Pillar design for underground mining is typically done using empirical
formulae or numerical modelling. Practical experience and recent
literature, nevertheless, illustrate the shortcomings of these design
approaches. Ongoing monitoring of pillars is therefore recommended to
minimize the risk associated with these designs.
In a mine where a large number of pillars are cut, different pillar
strengths can be expected owing to variations in rock mass strength from
area to area. This problem is compounded by the fact that in mining
environments the pillars are not always cut according to the prescribed
dimensions. Although the original design using either empirical methods
or modelling may predict stable pillars, unstable pillars will be encountered
in reality. Very conservative designs with large factors of safety may
circumvent this problem, but this approach is uneconomical.

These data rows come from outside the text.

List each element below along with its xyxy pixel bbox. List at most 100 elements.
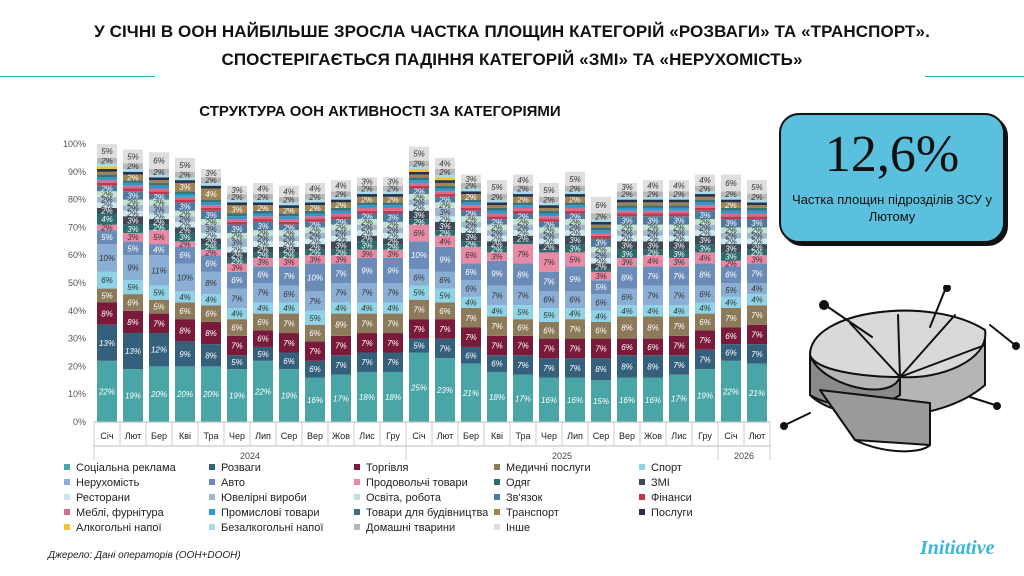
bar-segment [721,266,741,283]
title-rule-right [925,76,1024,77]
bar-segment [513,196,533,203]
bar-segment [487,335,507,356]
bar-segment [591,213,611,220]
data-label: 6% [569,296,581,305]
bar-segment [383,213,403,222]
bar-segment [201,294,221,306]
data-label: 4% [257,184,269,193]
bar-segment [669,316,689,336]
data-label: 7% [751,269,763,278]
bar-segment [175,221,195,228]
bar-segment [201,305,221,322]
bar-segment [695,369,715,422]
bar-segment [435,180,455,183]
legend-swatch [639,479,645,485]
data-label: 2% [334,248,347,257]
bar-segment [591,280,611,295]
legend-label: Нерухомість [76,477,140,489]
bar-segment [747,180,767,195]
bar-segment [565,202,585,206]
bar-segment [409,177,429,181]
bar-segment [383,191,403,195]
data-label: 6% [517,323,529,332]
bar-segment [409,188,429,195]
bar-segment [591,221,611,225]
data-label: 7% [699,336,711,345]
bar-segment [227,202,247,206]
bar-segment [487,210,507,214]
bar-segment [591,269,611,272]
bar-segment [617,207,637,211]
bar-segment [383,257,403,283]
data-label: 2% [282,223,295,232]
bar-segment [97,196,117,203]
bar-segment [149,174,169,178]
bar-segment [383,210,403,214]
bar-segment [253,360,273,422]
bar-segment [97,230,117,245]
legend-label: Домашні тварини [366,522,456,534]
bar-segment [721,244,741,253]
bar-segment [383,313,403,334]
data-label: 2% [438,201,451,210]
bar-segment [435,202,455,208]
data-label: 5% [127,283,139,292]
bar-segment [669,335,689,356]
bar-segment [565,194,585,197]
bar-segment [331,355,351,375]
data-label: 7% [413,325,425,334]
bar-segment [227,213,247,217]
x-tick-label: Жов [332,431,350,441]
bar-segment [721,174,741,192]
data-label: 3% [621,183,633,192]
data-label: 8% [127,318,139,327]
data-label: 5% [153,303,165,312]
data-label: 4% [569,310,581,319]
bar-segment [643,210,663,214]
bar-segment [253,199,273,203]
data-label: 7% [335,289,347,298]
bar-segment [383,352,403,372]
bar-segment [591,358,611,381]
bar-segment [357,191,377,195]
data-label: 6% [621,343,633,352]
bar-segment [643,224,663,231]
data-label: 2% [100,190,113,199]
data-label: 4% [751,296,763,305]
bar-segment [747,305,767,325]
bar-segment [357,196,377,203]
data-label: 2% [282,240,295,249]
bar-segment [357,241,377,250]
data-label: 4% [335,182,347,191]
bar-segment [747,294,767,306]
bar-segment [643,180,663,192]
bar-segment [123,369,143,422]
data-label: 2% [464,193,477,202]
bar-segment [331,213,351,217]
bar-segment [409,205,429,211]
bar-segment [539,358,559,378]
bar-segment [565,213,585,220]
bar-segment [591,235,611,239]
bar-segment [539,227,559,233]
data-label: 6% [309,365,321,374]
data-label: 2% [308,221,321,230]
bar-segment [487,235,507,242]
bar-segment [513,374,533,422]
data-label: 2% [308,243,321,252]
bar-segment [97,202,117,208]
bar-segment [461,202,481,206]
data-label: 2% [308,204,321,213]
bar-segment [695,174,715,186]
data-label: 7% [335,361,347,370]
data-label: 2% [178,210,191,219]
bar-segment [435,319,455,339]
bar-segment [409,199,429,206]
data-label: 5% [413,342,425,351]
bar-segment [279,196,299,203]
data-label: 5% [595,283,607,292]
bar-segment [123,171,143,175]
data-label: 2% [204,232,217,241]
bar-segment [617,249,637,258]
bar-segment [513,210,533,214]
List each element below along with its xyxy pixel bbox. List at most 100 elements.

A possible solution to localized stability problems may be to enhance
the strength of a few unstable pillars. It may even be hypothesized that
reinforcing a few critical pillars may prevent ‘pillar runs’ on a much larger
scale. Rockbolting, strapping of pillars, and pillar shotcreting have
occasionally been used in the past as possible solutions. It appears that
these have not been successful in all cases and large collapses have
occurred in spite of the pillar remedial work.
The authors investigated the strapping of pillars by conducting
laboratory tests on cabled rock specimens. The results were qualitatively
compared to actual attempts of pillar reinforcement available in the
literature, as well as additional observations in an old haematite roomand-
pillar mine in Spain. Based on these results, the value of steel cabling
and mesh wrapped around pillars to improve stability is demonstrated.
Some cases where this approach will not be successful are also discussed.